Following three consecutive years of robust yet highly volatile returns for technology stocks, as 2026 approaches, Wall Street's focus is shifting from pure hardware hype to a deeper examination of AI investment returns and the sustainability of market breadth. According to the latest outlook report from Goldman Sachs' top tech trader, Peter Callahan, although the Nasdaq 100 Index ultimately rose over 20% in 2025, it was far from a year of easy gains. Callahan pointed out that while the "Mag 7" collectively contributed approximately $3.5 trillion in market cap growth during 2025, this pace has shown signs of slowing compared to the $5.4 trillion in 2024 and $4.8 trillion in 2023. Furthermore, internal market divergence reached extreme levels, with over 30% of the components in the Nasdaq 100 Index finishing the year in negative territory.

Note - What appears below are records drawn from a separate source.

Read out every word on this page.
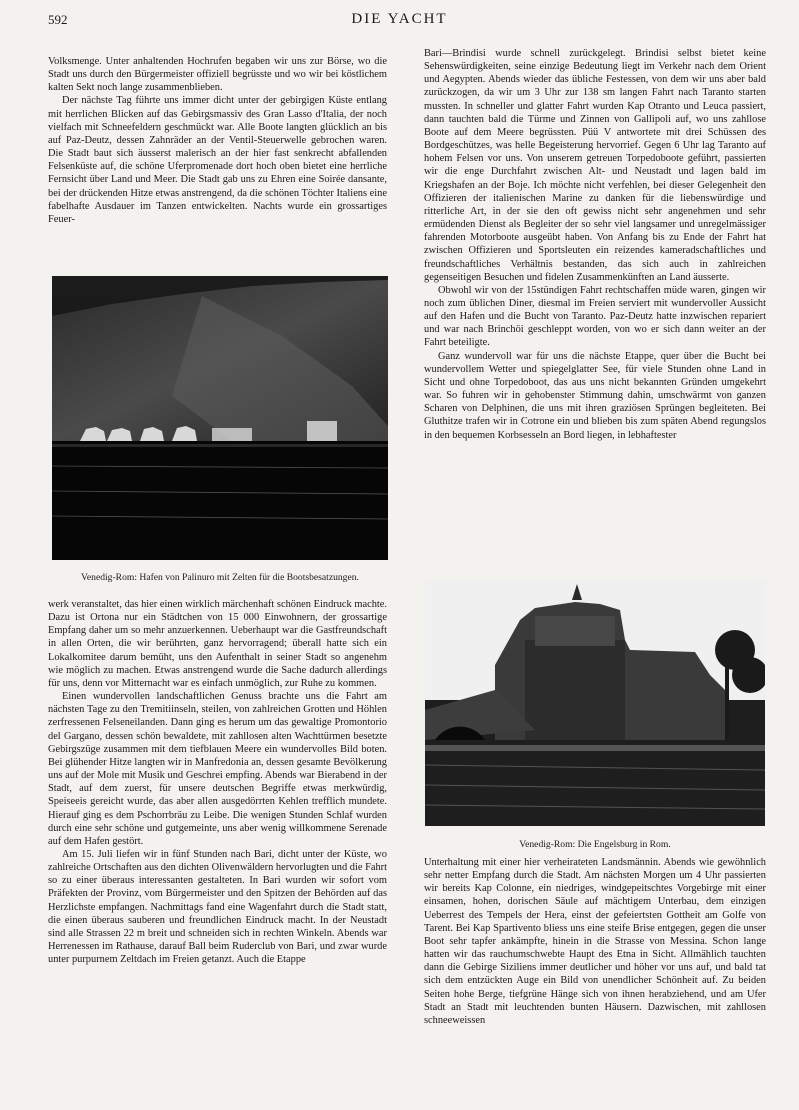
592	DIE YACHT

Volksmenge. Unter anhaltenden Hochrufen begaben wir uns zur Börse, wo die Stadt uns durch den Bürgermeister offiziell begrüsste und wo wir bei köstlichem kalten Sekt noch lange zusammenblieben.

Der nächste Tag führte uns immer dicht unter der gebirgigen Küste entlang mit herrlichen Blicken auf das Gebirgsmassiv des Gran Lasso d'Italia, der noch vielfach mit Schneefeldern geschmückt war. Alle Boote langten glücklich an bis auf Paz-Deutz, dessen Zahnräder an der Ventil-Steuerwelle gebrochen waren. Die Stadt baut sich äusserst malerisch an der hier fast senkrecht abfallenden Felsenküste auf, die schöne Uferpromenade dort hoch oben bietet eine herrliche Fernsicht über Land und Meer. Die Stadt gab uns zu Ehren eine Soirée dansante, bei der drückenden Hitze etwas anstrengend, da die schönen Töchter Italiens eine fabelhafte Ausdauer im Tanzen entwickelten. Nachts wurde ein grossartiges Feuer-

Venedig-Rom: Hafen von Palinuro mit Zelten für die Bootsbesatzungen.

werk veranstaltet, das hier einen wirklich märchenhaft schönen Eindruck machte. Dazu ist Ortona nur ein Städtchen von 15 000 Einwohnern, der grossartige Empfang daher um so mehr anzuerkennen. Ueberhaupt war die Gastfreundschaft in allen Orten, die wir berührten, ganz hervorragend; überall hatte sich ein Lokalkomitee darum bemüht, uns den Aufenthalt in seiner Stadt so angenehm wie möglich zu machen. Etwas anstrengend wurde die Sache dadurch allerdings für uns, denn vor Mitternacht war es einfach unmöglich, zur Ruhe zu kommen.

Einen wundervollen landschaftlichen Genuss brachte uns die Fahrt am nächsten Tage zu den Tremitiinseln, steilen, von zahlreichen Grotten und Höhlen zerfressenen Felseneilanden. Dann ging es herum um das gewaltige Promontorio del Gargano, dessen schön bewaldete, mit zahllosen alten Wachttürmen besetzte Gebirgszüge zusammen mit dem tiefblauen Meere ein wundervolles Bild boten. Bei glühender Hitze langten wir in Manfredonia an, dessen gesamte Bevölkerung uns auf der Mole mit Musik und Geschrei empfing. Abends war Bierabend in der Stadt, auf dem zuerst, für unsere deutschen Begriffe etwas merkwürdig, Speiseeis gereicht wurde, das aber allen ausgedörrten Kehlen trefflich mundete. Hierauf ging es dem Pschorrbräu zu Leibe. Die wenigen Stunden Schlaf wurden durch eine sehr schöne und gutgemeinte, uns aber wenig willkommene Serenade auf dem Hafen gestört.

Am 15. Juli liefen wir in fünf Stunden nach Bari, dicht unter der Küste, wo zahlreiche Ortschaften aus den dichten Olivenwäldern hervorlugten und die Fahrt so zu einer überaus interessanten gestalteten. In Bari wurden wir sofort vom Präfekten der Provinz, vom Bürgermeister und den Spitzen der Behörden auf das Herzlichste empfangen. Nachmittags fand eine Wagenfahrt durch die Stadt statt, die einen überaus sauberen und freundlichen Eindruck macht. In der Neustadt sind alle Strassen 22 m breit und schneiden sich in rechten Winkeln. Abends war Herrenessen im Rathause, darauf Ball beim Ruderclub von Bari, und zwar wurde unter purpurnem Zeltdach im Freien getanzt. Auch die Etappe

Bari—Brindisi wurde schnell zurückgelegt. Brindisi selbst bietet keine Sehenswürdigkeiten, seine einzige Bedeutung liegt im Verkehr nach dem Orient und Aegypten. Abends wieder das übliche Festessen, von dem wir uns aber bald zurückzogen, da wir um 3 Uhr zur 138 sm langen Fahrt nach Taranto starten mussten. In schneller und glatter Fahrt wurden Kap Otranto und Leuca passiert, dann tauchten bald die Türme und Zinnen von Gallipoli auf, wo uns zahllose Boote auf dem Meere begrüssten. Püü V antwortete mit drei Schüssen des Bordgeschützes, was helle Begeisterung hervorrief. Gegen 6 Uhr lag Taranto auf hohem Felsen vor uns. Von unserem getreuen Torpedoboote geführt, passierten wir die enge Durchfahrt zwischen Alt- und Neustadt und lagen bald im Kriegshafen an der Boje. Ich möchte nicht verfehlen, bei dieser Gelegenheit den Offizieren der italienischen Marine zu danken für die liebenswürdige und ritterliche Art, in der sie den oft gewiss nicht sehr angenehmen und sehr ermüdenden Dienst als Begleiter der so sehr viel langsamer und unregelmässiger fahrenden Motorboote ausgeübt haben. Von Anfang bis zu Ende der Fahrt hat zwischen Offizieren und Sportsleuten ein reizendes kameradschaftliches und freundschaftliches Verhältnis bestanden, das sich auch in zahlreichen gegenseitigen Besuchen und fidelen Zusammenkünften an Land äusserte.

Obwohl wir von der 15stündigen Fahrt rechtschaffen müde waren, gingen wir noch zum üblichen Diner, diesmal im Freien serviert mit wundervoller Aussicht auf den Hafen und die Bucht von Taranto. Paz-Deutz hatte inzwischen repariert und war nach Brinchöi geschleppt worden, von wo er sich dann weiter an der Fahrt beteiligte.

Ganz wundervoll war für uns die nächste Etappe, quer über die Bucht bei wundervollem Wetter und spiegelglatter See, für viele Stunden ohne Land in Sicht und ohne Torpedoboot, das aus uns nicht bekannten Gründen umgekehrt war. So fuhren wir in gehobenster Stimmung dahin, umschwärmt von ganzen Scharen von Delphinen, die uns mit ihren graziösen Sprüngen begleiteten. Bei Gluthitze trafen wir in Cotrone ein und blieben bis zum späten Abend regungslos in den bequemen Korbsesseln an Bord liegen, in lebhaftester

Venedig-Rom: Die Engelsburg in Rom.

Unterhaltung mit einer hier verheirateten Landsmännin. Abends wie gewöhnlich sehr netter Empfang durch die Stadt. Am nächsten Morgen um 4 Uhr passierten wir bereits Kap Colonne, ein niedriges, windgepeitschtes Vorgebirge mit einer einsamen, hohen, dorischen Säule auf mächtigem Unterbau, dem einzigen Ueberrest des Tempels der Hera, einst der gefeiertsten Gottheit am Golfe von Tarent. Bei Kap Spartivento bliess uns eine steife Brise entgegen, gegen die unser Boot sehr tapfer ankämpfte, hinein in die Strasse von Messina. Schon lange hatten wir das rauchumschwebte Haupt des Etna in Sicht. Allmählich tauchten dann die Gebirge Siziliens immer deutlicher und höher vor uns auf, und bald tat sich dem entzückten Auge ein Bild von unendlicher Schönheit auf. Zu beiden Seiten hohe Berge, tiefgrüne Hänge sich von ihnen herabziehend, und am Ufer Stadt an Stadt mit leuchtenden bunten Häusern. Dazwischen, mit zahllosen schneeweissen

As investors increasingly focus on whether generative AI (GenAI) can deliver on its hefty capital expenditure promises over the next 12 months, market sentiment is undergoing a subtle shift. Callahan emphasized that the core of the current debate revolves around the sustainability of the path for AI infrastructure spending—for instance, potentially reaching $3 trillion to $4 trillion annually by 2030 based on Nvidia's data—and when this massive investment will translate into tangible productivity gains. To clarify this complex market environment, Callahan has outlined ten core questions that will determine the trajectory of tech stocks in 2026. These questions not only pertain to specific sector rotations but also touch upon the fundamental logic of macroeconomic and technological cycles. Ten Key Questions Determining the 2026 Trajectory Callahan explicitly posed the following ten questions in his report that will dominate the market narrative in 2026:
Where will the AI debate lead? Will the focus shift to "Physical AI" (robotics, autonomous vehicles, smart glasses)? Which companies will emerge as the winners in productivity enhancement? How will regulation and Return on Invested Capital (ROIC) evolve? How will (application) software companies repair their valuations? What looming challenges will the software industry face over the next 12-24 months? Is it the end of the per-seat pricing model, the rise of Agents, utilization issues, or commoditization competition brought by Large Language Models (LLMs)? What is Apple's narrative? Entering 2026, is Apple a defensive growth stock or an AI story? Can foldable phones act as a catalyst? Why is App Store growth slowing? What are the broad implications of a commodities supercycle? Considering the price trends of storage products like DRAM, HDD, NAND, as well as gold, silver, and copper, which other areas face supply constraints? Who can absorb price increases, and who cannot? What does GenAI-driven "efficiency" mean? If it implies layoffs, will the market view it as a positive signal of productivity gains or a negative factor pressuring the economy and non-farm payroll data? Which internet companies are the most compelling buys amidst debates on profit margins and competition? For instance, investors are vigorously debating the prospects of companies like META. Is an inflection point coming for cyclical industries? Will 2026 witness a cyclical turnaround in housing, commercial real estate (CRE), ISM data that has been below 50 for three consecutive years, analog semiconductors, or the automotive industry? Can Hardware and Semiconductor AI stocks lead the market again? Or will debates about gross margins, spending visibility, or intensified competition suppress market sentiment? How will the market's view on Large Language Models (LLMs) evolve? Will they trend towards "commoditization"? Is it a competitive market with multiple players or one dominated by a few? Is it about Artificial General Intelligence (AGI) or Artificial Superintelligence (ASI)? What role will Chinese models play? Will the focus shift to productization and implementation, or remain a contest of "raw intelligence"? What are the current blind spots? What topics are unmentioned now but will become consensus by 2026? Is it Agentic commerce, the return of SaaS stocks, or specific use cases for AI productivity?
2026 Outlook: Searching for Second Derivatives and Mean Reversion Reflecting on 2025, the most notable market characteristic was "divergence." Callahan noted that despite low volatility at the index level, single-stock volatility was extremely high. While tech stocks performed well overall, semiconductors and network infrastructure sectors led by a significant margin, being viewed as the most crowded trades for investors; in contrast, telecommunications, payments, and application software sectors lagged. Looking ahead to 2026, Callahan believes the return prospects for the Nasdaq 100 Index remain solid, but gains may be more concentrated in the first half of the year. This is because the index recently underwent a period of consolidation and faces a "wall of worry," such as concerns about the sustainability of AI spending, which often creates a favorable environment for stocks to climb. Regarding investment themes, Callahan suggests focusing on the "broadening" trade, where capital flows from crowded AI infrastructure stocks to other areas. He believes investors will search for the "second derivative" of AI in 2026—namely, discounted stocks that leverage AI to reduce costs, improve product discovery, or drive new revenue streams, rather than just the hardware providers "selling shovels."